Da Conca dei Marini a Cala Gonone, nudisti «on the beach»
NAPOLI - Specchi d’acqua cristallini, spiagge a perdita d’occhio, luoghi dove lo straordinario diventa ordinario, i pezzi più trendy della moda mare non trovano spazio in valigia e il senso di libertà del corpo si sposa perfettamente con la natura circostante . Almeno una volta nella vita sarà venuto a chiunque il desiderio, anche solo inconscio, o la semplice curiosità, di fare una puntatina sulle coste riservate al naturismo.
Le oasi approdo felice per coloro che fanno del nudismo, e non solo, una vera e propria filosofia di vita, lontani da vergogne e imbarazzi e palesemente contro gli sterili tabù di chi li etichetta, in modo semplicistico, solo come degli esibizionisti.
Tutt’altro. E a confermare un numero sempre più in crescita di appassionati nudisti vacanzieri è soprattutto il proliferare di spiagge, sia in Italia che all’estero, dove la reunion naturista trova il suo indirizzo. Un tempo, infatti, ne erano poche e ben nascoste, mentre oggi diventano oggetto di classifiche, pacchetti da agenzia di viaggio, in barba a veti e pregiudizi.
E allora ecco le mete dove il costume è davvero un accessorio inutile. In Campania ci sono zone per nudisti nel salernitano a Conca dei Marini e nella spiaggia del Troncone a Marina di Camerota, mentre verso il Lazio la bandierina nudista va posizionata su Sperlonga e Capocotta, la spiaggia a pochi kilometri da Ostia. Paradiso degno di nota è l'Area Marina Protetta Riserva dello Stato di Torre Guaceto, poco distante da Brindisi, un vero incanto tra sabbia e silenziosa privacy.
Dalla Puglia alla Toscana dove spicca la spiaggia del Nido dell’Aquila, nel Parco Naturale di Rimigliano, pochi km a sud di San Vincenzo e fin dagli anni ’60 traguardo di nudisti e naturisti, anche formato famiglia. Italia bella, grande e nuda anche alle Cinque Terre in Liguria, nell’oasi di Guvano, un po’ complicata da raggiungere ma ne vale la pena se poi dopo un percorso impervio ci si trova dinanzi ad una distesa di sabbia nera, sfacciatamente selvaggia. Come non citare, poi, la Sicilia dove la culla del naturismo è Torre Salsa, in provincia di Agrigento, o all'interno della Riserva Naturale Foce del Fiume Belice dove si trova la spiaggia nota come Casello 41, tra le poche riconosciute in Italia, spaziosa e con una pineta, dotata anche di chiosco bar.

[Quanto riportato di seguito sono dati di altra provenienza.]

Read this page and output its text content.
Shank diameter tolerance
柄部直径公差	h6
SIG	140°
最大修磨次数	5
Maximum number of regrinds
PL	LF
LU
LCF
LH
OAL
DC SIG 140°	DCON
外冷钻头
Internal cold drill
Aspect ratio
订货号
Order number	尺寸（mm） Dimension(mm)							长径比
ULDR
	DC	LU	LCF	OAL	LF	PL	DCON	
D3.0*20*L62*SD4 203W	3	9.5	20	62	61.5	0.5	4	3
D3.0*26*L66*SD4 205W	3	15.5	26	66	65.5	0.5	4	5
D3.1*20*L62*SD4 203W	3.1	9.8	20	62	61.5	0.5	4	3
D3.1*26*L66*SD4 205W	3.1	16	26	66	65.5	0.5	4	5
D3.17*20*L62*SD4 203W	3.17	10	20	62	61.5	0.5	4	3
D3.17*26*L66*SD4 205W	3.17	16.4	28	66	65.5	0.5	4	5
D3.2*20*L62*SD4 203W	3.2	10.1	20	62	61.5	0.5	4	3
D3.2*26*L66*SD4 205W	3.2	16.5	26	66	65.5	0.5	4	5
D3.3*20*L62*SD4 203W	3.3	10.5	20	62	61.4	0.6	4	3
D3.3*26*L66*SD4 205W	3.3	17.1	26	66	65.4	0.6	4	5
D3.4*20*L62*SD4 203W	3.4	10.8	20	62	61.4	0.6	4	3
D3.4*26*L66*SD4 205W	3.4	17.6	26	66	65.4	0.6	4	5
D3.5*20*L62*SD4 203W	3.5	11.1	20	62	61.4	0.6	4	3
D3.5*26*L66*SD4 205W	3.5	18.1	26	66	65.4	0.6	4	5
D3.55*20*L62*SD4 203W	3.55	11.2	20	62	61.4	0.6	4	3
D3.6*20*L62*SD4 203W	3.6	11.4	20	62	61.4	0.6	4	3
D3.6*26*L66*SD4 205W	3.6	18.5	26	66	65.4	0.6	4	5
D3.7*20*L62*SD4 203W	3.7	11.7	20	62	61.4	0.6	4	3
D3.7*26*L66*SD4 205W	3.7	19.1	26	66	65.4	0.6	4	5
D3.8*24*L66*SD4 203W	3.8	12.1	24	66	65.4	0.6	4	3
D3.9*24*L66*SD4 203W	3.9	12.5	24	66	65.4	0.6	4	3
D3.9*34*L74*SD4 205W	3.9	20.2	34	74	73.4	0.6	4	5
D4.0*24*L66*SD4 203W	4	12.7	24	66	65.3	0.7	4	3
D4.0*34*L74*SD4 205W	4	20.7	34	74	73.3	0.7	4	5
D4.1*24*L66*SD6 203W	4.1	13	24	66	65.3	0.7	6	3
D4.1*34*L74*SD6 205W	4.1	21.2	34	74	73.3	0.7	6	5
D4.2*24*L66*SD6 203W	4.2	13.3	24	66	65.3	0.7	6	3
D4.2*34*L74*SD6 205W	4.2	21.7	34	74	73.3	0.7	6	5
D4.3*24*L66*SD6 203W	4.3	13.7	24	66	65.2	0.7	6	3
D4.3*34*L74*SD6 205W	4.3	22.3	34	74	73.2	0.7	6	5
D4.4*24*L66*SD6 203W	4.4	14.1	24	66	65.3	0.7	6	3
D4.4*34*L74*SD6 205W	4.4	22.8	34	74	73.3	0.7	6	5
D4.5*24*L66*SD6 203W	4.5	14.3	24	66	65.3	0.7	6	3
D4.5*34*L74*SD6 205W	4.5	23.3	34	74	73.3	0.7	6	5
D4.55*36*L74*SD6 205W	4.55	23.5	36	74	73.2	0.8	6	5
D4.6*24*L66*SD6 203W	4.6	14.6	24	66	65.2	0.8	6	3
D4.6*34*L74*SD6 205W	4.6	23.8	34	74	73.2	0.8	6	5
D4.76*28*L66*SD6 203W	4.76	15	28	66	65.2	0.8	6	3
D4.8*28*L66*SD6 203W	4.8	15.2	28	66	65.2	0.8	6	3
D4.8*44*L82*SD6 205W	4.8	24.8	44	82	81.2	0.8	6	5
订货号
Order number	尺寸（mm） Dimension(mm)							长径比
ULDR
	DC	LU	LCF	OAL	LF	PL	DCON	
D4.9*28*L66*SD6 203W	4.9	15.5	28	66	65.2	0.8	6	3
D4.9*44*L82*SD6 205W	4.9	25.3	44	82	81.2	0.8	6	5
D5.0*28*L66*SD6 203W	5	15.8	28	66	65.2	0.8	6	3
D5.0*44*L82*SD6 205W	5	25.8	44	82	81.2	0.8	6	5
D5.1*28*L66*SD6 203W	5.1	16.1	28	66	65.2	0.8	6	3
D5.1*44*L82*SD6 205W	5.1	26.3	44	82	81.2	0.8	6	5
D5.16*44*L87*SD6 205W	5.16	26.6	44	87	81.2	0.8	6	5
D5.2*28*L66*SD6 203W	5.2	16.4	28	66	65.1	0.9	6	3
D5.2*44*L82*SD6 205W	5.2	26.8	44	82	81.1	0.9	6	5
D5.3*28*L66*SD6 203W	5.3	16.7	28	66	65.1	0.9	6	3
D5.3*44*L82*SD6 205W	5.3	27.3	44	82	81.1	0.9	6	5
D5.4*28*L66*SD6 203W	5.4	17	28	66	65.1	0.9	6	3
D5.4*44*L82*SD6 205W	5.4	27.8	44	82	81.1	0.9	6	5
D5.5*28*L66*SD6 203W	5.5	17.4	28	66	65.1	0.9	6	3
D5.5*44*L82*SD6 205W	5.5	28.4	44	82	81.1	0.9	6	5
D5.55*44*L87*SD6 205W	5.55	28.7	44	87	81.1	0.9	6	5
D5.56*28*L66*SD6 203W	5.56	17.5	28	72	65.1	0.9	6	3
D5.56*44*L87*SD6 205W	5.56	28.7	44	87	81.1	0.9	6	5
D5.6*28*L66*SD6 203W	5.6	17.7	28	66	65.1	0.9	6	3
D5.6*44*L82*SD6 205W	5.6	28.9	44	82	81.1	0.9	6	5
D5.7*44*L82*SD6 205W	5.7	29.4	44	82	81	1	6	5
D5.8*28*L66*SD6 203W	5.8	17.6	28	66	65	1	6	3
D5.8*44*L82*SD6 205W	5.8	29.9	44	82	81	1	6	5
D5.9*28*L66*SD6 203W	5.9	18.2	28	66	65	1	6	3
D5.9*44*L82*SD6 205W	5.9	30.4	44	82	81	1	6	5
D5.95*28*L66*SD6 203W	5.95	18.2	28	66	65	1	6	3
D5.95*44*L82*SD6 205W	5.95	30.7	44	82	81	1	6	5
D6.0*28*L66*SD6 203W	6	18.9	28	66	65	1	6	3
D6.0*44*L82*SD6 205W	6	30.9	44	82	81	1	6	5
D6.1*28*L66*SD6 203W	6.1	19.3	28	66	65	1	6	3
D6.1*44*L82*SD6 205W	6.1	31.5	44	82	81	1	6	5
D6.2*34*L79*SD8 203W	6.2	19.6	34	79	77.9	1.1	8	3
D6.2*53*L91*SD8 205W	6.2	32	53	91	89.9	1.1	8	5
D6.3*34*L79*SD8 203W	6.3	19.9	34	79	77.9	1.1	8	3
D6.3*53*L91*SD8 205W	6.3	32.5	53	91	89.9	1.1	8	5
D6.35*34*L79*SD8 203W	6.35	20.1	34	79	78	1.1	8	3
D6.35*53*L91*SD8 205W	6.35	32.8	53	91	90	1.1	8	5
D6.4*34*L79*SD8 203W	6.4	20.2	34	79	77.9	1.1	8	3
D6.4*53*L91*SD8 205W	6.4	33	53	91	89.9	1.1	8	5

In Sardegna si fa tappa, invece, a Cala Fighera e Cala Gonone, mentre vicino Venezia, spunta la zona Alberoni, quella Eraclea, e la Brussa vicino a Bibione. C’è spazio anche per il nudismo in riva ai bacini lacustri e allora tra il Lago di Terlano e la zona del Torrente Leno, vicino a Rovereto, o tra il Lago di Caldonazzo e quello di Garda, in località Tempesta. Sul web, e visitando poi le community di chi si ispira al naturismo vengono citate anche le zone europee assolutamente da visitare. C’è Ile du Levant, un vero e proprio paradiso per nudisti, al largo della Costa Azzurra; Fuerteventura, nelle Canarie, dove si trova la Playa de Sotavento situata sulla costa sud-orientale, spiaggia lunga oltre 10 chilometri e divisa tra Playa Risco del Paso e Playa Barca. In Croazia a ecco l’Isola Rossa, situata di fronte alla città di Rovigno ed ancora in Germania, compare nella lista la celebre isola di Sylt. Per i più audaci la sosta è nella francese Cap d’Agde, dove nudi non si va solo in spiaggia ma a passeggio, al ristorante e al bar.